Review: Soul Asylum and Everclear at The 1865, Southampton

Review: Soul Asylum and Everclear at The 1865, Southampton

words and pictures by Peter Nicholson.

It’s always great to be able to photograph a band whose music I grew up with. This was the case on Tuesday night (8 November) when I headed to The 1865 in Southampton to see Soul Asylum.

Although the band originally formed in the early 1980s, and released three albums during that decade, it wasn’t until 1992 that they achieved more of a mainstream presence. This was thanks to the album “Grave Dancers Union”. The album, featuring one of their best-known tracks “Runaway Train”, which went triple platinum! Following this success, the band even appeared at Bill Clinton’s Presidential inauguration, and released another multi-platinum album three years later.

Soul Asylum could definitely be described as a band that had been round the block a few times, so, with an impressive back catalogue to call on, I was keen to see them for the first time. The 1865 is another of my favourite Southampton venues. It’s big enough to attract great bands to the city, but small enough to give the audience an up close and personal gig.

Evercleaer. Photos: Peter Nicholson –

The support band, Everclear, obviously had a huge following at the venue, and you could have been forgiven for thinking the headline act were already on stage when the audience started singing along and shouting requests! Here was another American band who cut their teeth in the 1990s. I loved the grunge era of the 90s and read that they could be described as a Grunge band. However, I also read that when Art Alexakis (the band’s front man) heard they were being labelled as a grunge band, he was quoted as saying: “I don’t think we really sound like a grunge group. Those people really haven’t listened to the records. They hear “Heroin Girl” and go, ‘Oh, they’re a punk band. Oh, the lead singer has blond hair, they’re from the Northwest, they must sound like Nirvana – they’re Nirvana!’ I don’t give a sh**. That’s like looking at some old English lady and calling her the queen.” All very good points, and the variation from the band proved it. Art is now 60 years old, but as he said at the gig, “Age doesn’t matter, it just means I’ve been able to hang out with my buddies and play rock-n-roll even longer”. This was reassuring to me, as I’m not that far behind him in years!


Then it was time for the main act. With the most casual of strolls onto the stage, the band were met with huge cheers from an expectant crowd. With a smile and a nod to the drummer from front man Dave Pirner, Soul Asylum burst into action. The energy was undeniable. Despite having played countless gigs over the years they had the energy and enthusiasm of a band playing their first gig that wasn’t in a pub. They were clearly enjoying every minute. 

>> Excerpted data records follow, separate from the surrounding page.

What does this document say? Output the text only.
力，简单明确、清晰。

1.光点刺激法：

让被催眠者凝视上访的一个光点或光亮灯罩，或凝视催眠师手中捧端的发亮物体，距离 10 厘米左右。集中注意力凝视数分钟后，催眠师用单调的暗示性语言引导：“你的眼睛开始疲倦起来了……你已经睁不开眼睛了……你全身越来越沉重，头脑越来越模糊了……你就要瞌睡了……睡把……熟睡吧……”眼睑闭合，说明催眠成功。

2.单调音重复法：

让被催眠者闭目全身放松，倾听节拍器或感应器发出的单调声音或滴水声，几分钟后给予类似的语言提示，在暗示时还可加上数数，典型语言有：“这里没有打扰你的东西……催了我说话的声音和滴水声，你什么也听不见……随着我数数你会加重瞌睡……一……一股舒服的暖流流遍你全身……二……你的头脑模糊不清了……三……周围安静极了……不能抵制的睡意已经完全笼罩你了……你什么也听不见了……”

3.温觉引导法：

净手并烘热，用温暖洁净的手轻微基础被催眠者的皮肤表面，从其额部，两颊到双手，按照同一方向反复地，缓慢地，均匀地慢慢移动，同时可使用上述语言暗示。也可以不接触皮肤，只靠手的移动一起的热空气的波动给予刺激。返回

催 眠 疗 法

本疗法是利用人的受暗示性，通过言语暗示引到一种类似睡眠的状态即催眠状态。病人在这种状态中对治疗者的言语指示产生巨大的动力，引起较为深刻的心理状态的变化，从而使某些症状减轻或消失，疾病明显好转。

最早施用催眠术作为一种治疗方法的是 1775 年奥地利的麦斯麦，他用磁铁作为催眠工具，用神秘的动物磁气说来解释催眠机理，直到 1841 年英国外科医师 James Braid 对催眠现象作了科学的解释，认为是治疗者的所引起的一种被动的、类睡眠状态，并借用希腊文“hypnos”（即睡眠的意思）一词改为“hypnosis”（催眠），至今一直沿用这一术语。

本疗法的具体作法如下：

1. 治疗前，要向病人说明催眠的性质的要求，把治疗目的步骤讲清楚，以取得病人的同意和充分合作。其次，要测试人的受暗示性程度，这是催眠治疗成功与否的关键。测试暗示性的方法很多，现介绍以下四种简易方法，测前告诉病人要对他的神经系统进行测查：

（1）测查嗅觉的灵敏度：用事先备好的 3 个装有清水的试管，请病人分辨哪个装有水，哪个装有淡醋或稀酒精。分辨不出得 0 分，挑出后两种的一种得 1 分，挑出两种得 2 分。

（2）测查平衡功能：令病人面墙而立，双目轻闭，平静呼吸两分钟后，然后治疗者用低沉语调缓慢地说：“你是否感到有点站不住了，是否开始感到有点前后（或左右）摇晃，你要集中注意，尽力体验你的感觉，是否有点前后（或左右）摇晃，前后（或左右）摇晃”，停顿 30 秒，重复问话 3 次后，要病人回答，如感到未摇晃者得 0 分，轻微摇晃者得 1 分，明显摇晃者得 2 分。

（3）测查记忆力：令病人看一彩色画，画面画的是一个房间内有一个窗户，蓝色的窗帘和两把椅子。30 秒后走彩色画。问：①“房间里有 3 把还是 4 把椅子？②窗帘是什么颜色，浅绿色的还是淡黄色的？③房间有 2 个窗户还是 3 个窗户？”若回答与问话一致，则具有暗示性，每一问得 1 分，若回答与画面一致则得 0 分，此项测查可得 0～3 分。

For me, as a gig photographer, it was so much fun to be shooting this show. A couple of other photographers I knew were, like me, enjoying the challenge of capturing this frenetic start. We only get to shoot the first three songs of most shows, so we have to make sure we get images of how we feel the gig played as quickly as possible. I enjoyed it so much! Being right in front of such a great band was electric. I think Ryan Smith (guitar) spent as much time in the air as he did on the stage for the first two songs. Jumping with arms swinging like Pete Townsend (showing my age again), he was the complete rock star.

This was a great start to the UK leg of the tour to celebrate the release of the remastered version of Grave Dancers Union. There are still a few dates to go on the Tour, so if you get the chance, go!

Credit to both bands for such an engaging show. To sum it up in a few words: They’ve definitely still got it!!